Alle juryleden van het Europees Hof van de Rechten van de Mens (EHRM) hebben donderdag de zaak verworpen waarin de gevangen Abdullah Öcalan, de leider van de terroristische organisatie PKK, Turkije beschuldigd van mishandeling en foltering.

Het Hof deelde mee dat het verzoek, ingediend door de advocaten van Öcalan in 2010, verworpen is omwille van valse beweringen en een gebrek aan bewijs. De zaak betreft een inspectie van een gevangenisafdeling uitgevoerd door cipiers in 2008.
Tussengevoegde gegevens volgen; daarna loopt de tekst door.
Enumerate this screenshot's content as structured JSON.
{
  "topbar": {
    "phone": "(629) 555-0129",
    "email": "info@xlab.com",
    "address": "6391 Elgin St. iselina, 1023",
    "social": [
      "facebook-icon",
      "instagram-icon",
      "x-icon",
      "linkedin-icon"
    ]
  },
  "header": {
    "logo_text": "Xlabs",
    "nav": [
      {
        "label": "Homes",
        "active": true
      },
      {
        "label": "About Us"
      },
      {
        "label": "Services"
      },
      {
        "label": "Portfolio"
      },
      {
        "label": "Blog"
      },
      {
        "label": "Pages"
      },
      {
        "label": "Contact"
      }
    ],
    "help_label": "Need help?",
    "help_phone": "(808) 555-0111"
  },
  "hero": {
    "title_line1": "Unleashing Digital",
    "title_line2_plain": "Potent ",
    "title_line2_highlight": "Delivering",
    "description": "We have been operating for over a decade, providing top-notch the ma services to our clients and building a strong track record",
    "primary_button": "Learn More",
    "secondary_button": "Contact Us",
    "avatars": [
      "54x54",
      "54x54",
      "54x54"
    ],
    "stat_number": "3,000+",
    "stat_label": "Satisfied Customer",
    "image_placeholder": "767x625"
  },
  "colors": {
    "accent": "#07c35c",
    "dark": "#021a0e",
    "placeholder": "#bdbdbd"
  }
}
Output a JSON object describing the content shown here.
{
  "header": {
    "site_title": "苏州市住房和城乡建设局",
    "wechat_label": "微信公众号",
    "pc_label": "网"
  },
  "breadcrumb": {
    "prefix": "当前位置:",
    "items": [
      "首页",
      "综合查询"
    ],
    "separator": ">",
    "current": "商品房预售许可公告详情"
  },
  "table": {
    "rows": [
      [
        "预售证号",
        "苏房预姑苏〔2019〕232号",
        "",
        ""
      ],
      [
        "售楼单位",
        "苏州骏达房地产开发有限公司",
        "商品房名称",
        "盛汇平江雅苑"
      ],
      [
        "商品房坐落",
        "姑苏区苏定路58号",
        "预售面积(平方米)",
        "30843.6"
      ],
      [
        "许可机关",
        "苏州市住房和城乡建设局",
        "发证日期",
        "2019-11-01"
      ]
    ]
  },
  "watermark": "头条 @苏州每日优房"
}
In de mededeling vermelde het EHRM dat Öcalan de dag van de inspectie voor en na het gebeuren door dokters onderzocht is. Geen fysische of psychologische aandoeningen werden vastgesteld. Daarbij heeft Öcalan, volgens het EHRM, niets vermeld tegen de dokters over mogelijke vormen van mishandeling.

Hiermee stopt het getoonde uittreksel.